Коридор между скалами сузился, потом расширился, образовав нечто вроде обширной площади. Это и была цель их путешествия. В обвалившемся бассейне было достаточно воды для животных, а недалеко от него чернела дыра, вход в первую пещеру. Площадь обрамляли три холма. Два из них дышали зноем, но третий находился в тени, и они решили расположиться возле него.
— Ужасное, душное место, — сквозь зубы пробормотала миссис Мур.
— Какие у вас проворные слуги! — воскликнула мисс Квестед. На земле уже была постелена скатерть, в центре которой водрузили вазу с искусственными цветами, а дворецкий Махмуда Али во второй раз угостил всех вареными яйцами и чаем.
— Мы поедим, прежде чем отправимся в пещеру, а потом позавтракаем.
— Разве это не завтрак?
— Это вы называете завтраком? Признаюсь, я думал, что вы обо мне лучшего мнения. — Азиза предупредили, что англичане едят беспрерывно и что их надо кормить между завтраками, обедами и ужинами каждые два часа.
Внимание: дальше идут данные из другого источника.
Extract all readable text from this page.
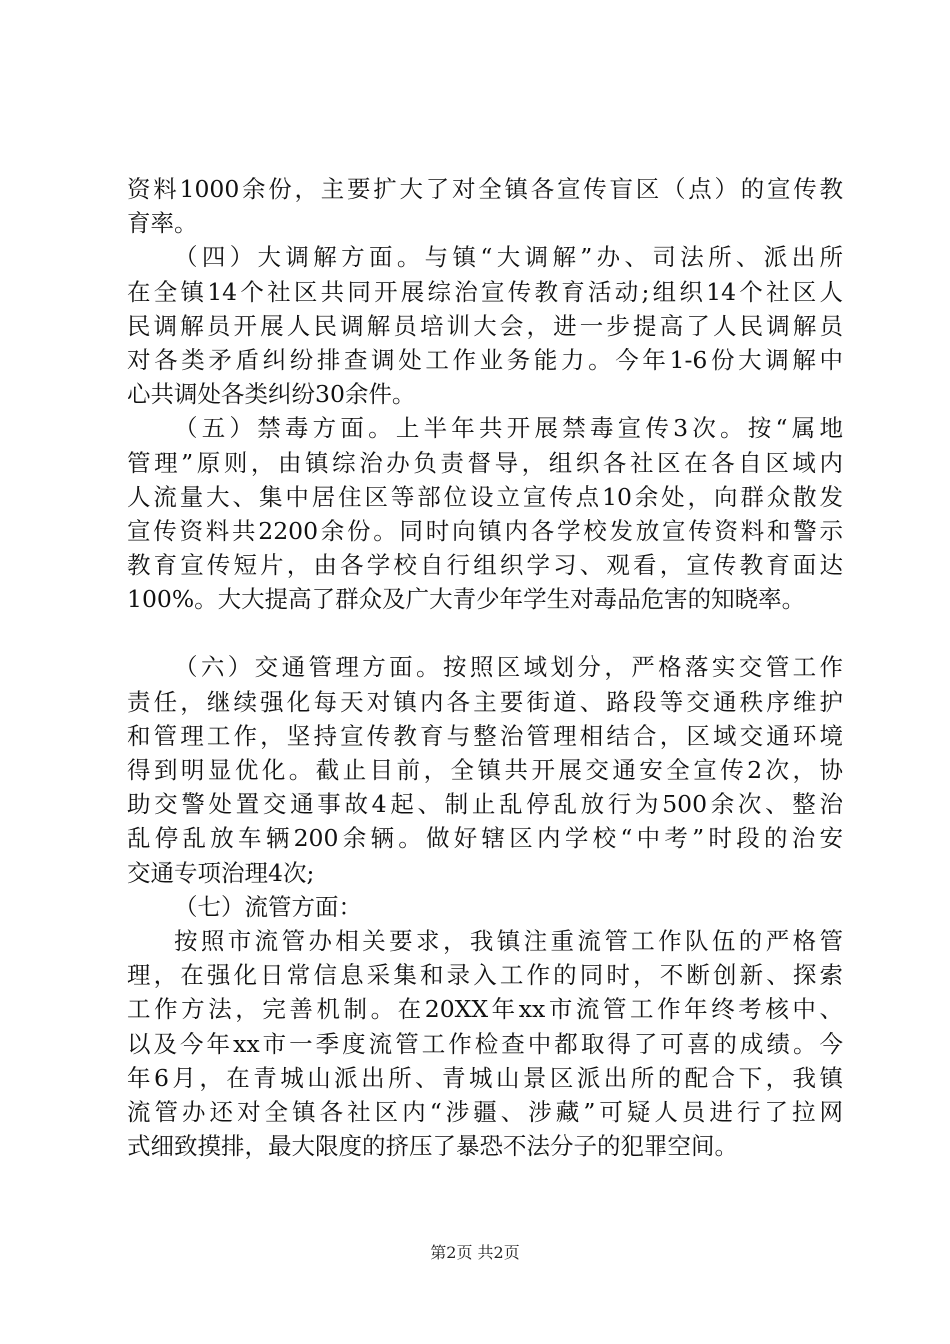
资料1000余份，主要扩大了对全镇各宣传盲区（点）的宣传教
育率。
（四）大调解方面。与镇“大调解”办、司法所、派出所
在全镇14个社区共同开展综治宣传教育活动;组织14个社区人
民调解员开展人民调解员培训大会，进一步提高了人民调解员
对各类矛盾纠纷排查调处工作业务能力。今年1-6份大调解中
心共调处各类纠纷30余件。
（五）禁毒方面。上半年共开展禁毒宣传3次。按“属地
管理”原则，由镇综治办负责督导，组织各社区在各自区域内
人流量大、集中居住区等部位设立宣传点10余处，向群众散发
宣传资料共2200余份。同时向镇内各学校发放宣传资料和警示
教育宣传短片，由各学校自行组织学习、观看，宣传教育面达
100%。大大提高了群众及广大青少年学生对毒品危害的知晓率。
（六）交通管理方面。按照区域划分，严格落实交管工作
责任，继续强化每天对镇内各主要街道、路段等交通秩序维护
和管理工作，坚持宣传教育与整治管理相结合，区域交通环境
得到明显优化。截止目前，全镇共开展交通安全宣传2次，协
助交警处置交通事故4起、制止乱停乱放行为500余次、整治
乱停乱放车辆200余辆。做好辖区内学校“中考”时段的治安
交通专项治理4次;
（七）流管方面：
按照市流管办相关要求，我镇注重流管工作队伍的严格管
理，在强化日常信息采集和录入工作的同时，不断创新、探索
工作方法，完善机制。在20XX年xx市流管工作年终考核中、
以及今年xx市一季度流管工作检查中都取得了可喜的成绩。今
年6月，在青城山派出所、青城山景区派出所的配合下，我镇
流管办还对全镇各社区内“涉疆、涉藏”可疑人员进行了拉网
式细致摸排，最大限度的挤压了暴恐不法分子的犯罪空间。
第2页 共2页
— Как вы все хорошо устроили!
— Вы похвалите меня, когда мы вернемся в Чандрапур. Но как бы я ни был плох, вы все равно остаетесь моими гостями. — Сейчас он говорил очень серьезно и значительно. Они зависели от него и будут зависеть еще несколько часов, и он был благодарен им за то, что они согласились на его покровительство. Пока все было хорошо: слониха жевала сочные ветки, двуколку поставили на попа, как навес, кухонный мальчик чистил картошку, Хассан начальственно покрикивал, а Мохаммед Латиф, как и следовало, стоял, вертя в руках оструганный прутик. Экспедиция была успешной, и провел ее индиец; незаметному молодому человеку позволили оказать любезность и принять гостей из другой страны, а этого в душе желают все индийцы, даже такие циники, как Махмуд Али, но большинству из них никогда в жизни не выпадает такого шанса. Он мог теперь проявить все свое гостеприимство, ведь это были его гости, и любое испытанное ими неудобство разбило бы ему сердце.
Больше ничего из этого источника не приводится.